I attempted a simple file creation test:

touch ~/test

The terminal spat back:

touch: cannot touch '/home/leva/test': Read-only file system

The entire root filesystem (/) had been locked.

I checked the kernel ring buffer for clues using dmesg | tail -n 30 and immediately saw a string of EXT4-fs error messages. The older SSD had suffered a hardware-level fault or a kernel memory panic. To protect the integrity of the data and prevent further corruption, the Linux kernel purposefully remounted the entire drive as read-only.

The Recovery (And Why Rebooting Failed)

My first instinct, as is tradition in IT, was to turn it off and on again.

sudo reboot

The command hung indefinitely. Because the filesystem was read-only, systemd was completely unable to write the shutdown logs or update the runlevel states required to gracefully halt the OS. The machine was in a zombie state.

I had to resort to a physical hard-power cycle—holding the power button until the machine died.

When I booted it back up, the kernel attempted an automated fsck to repair the ext4 journal. Unfortunately, it wasn't enough. The drive was still mounted as read-only.

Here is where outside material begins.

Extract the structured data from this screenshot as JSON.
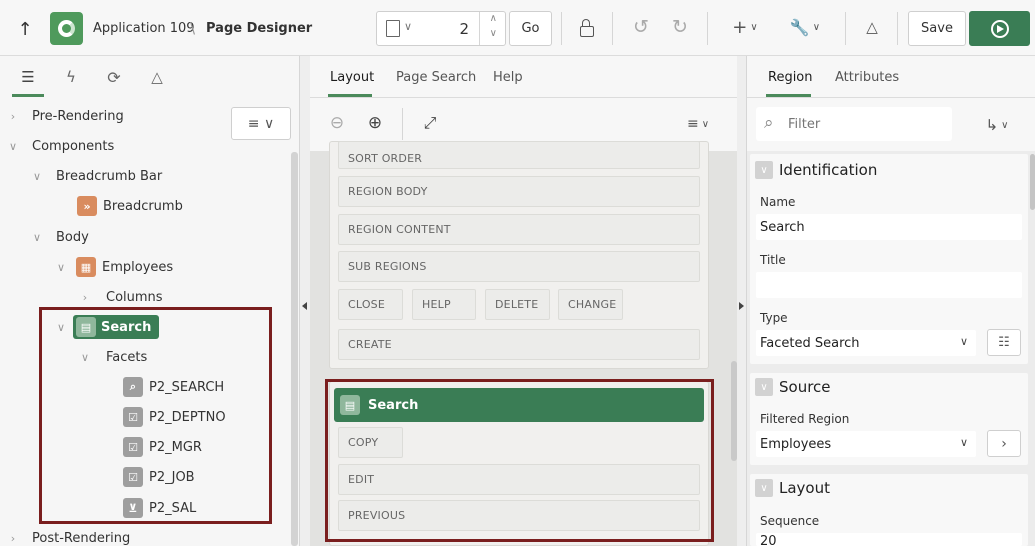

I had to force a manual, aggressive filesystem check on the unmounted partition:

sudo fsck -y /dev/sda1

After several minutes of fixing orphaned inodes and corrupted blocks, fsck reported the drive was clean. I executed sudo mount -o remount,rw / and, finally, the filesystem opened back up. The node successfully rejoined the Kubernetes cluster and containerd came back online.

Key Takeaway

In the cloud, hardware failures are abstracted away. A dead VM is just terminated and replaced by an Auto Scaling Group. In a bare-metal environment, you are the final line of defense against failing SSDs and kernel panics.

Always check dmesg when weird I/O or "temporary directory" errors occur, and remember that when the filesystem locks, even standard shutdown commands will fail you.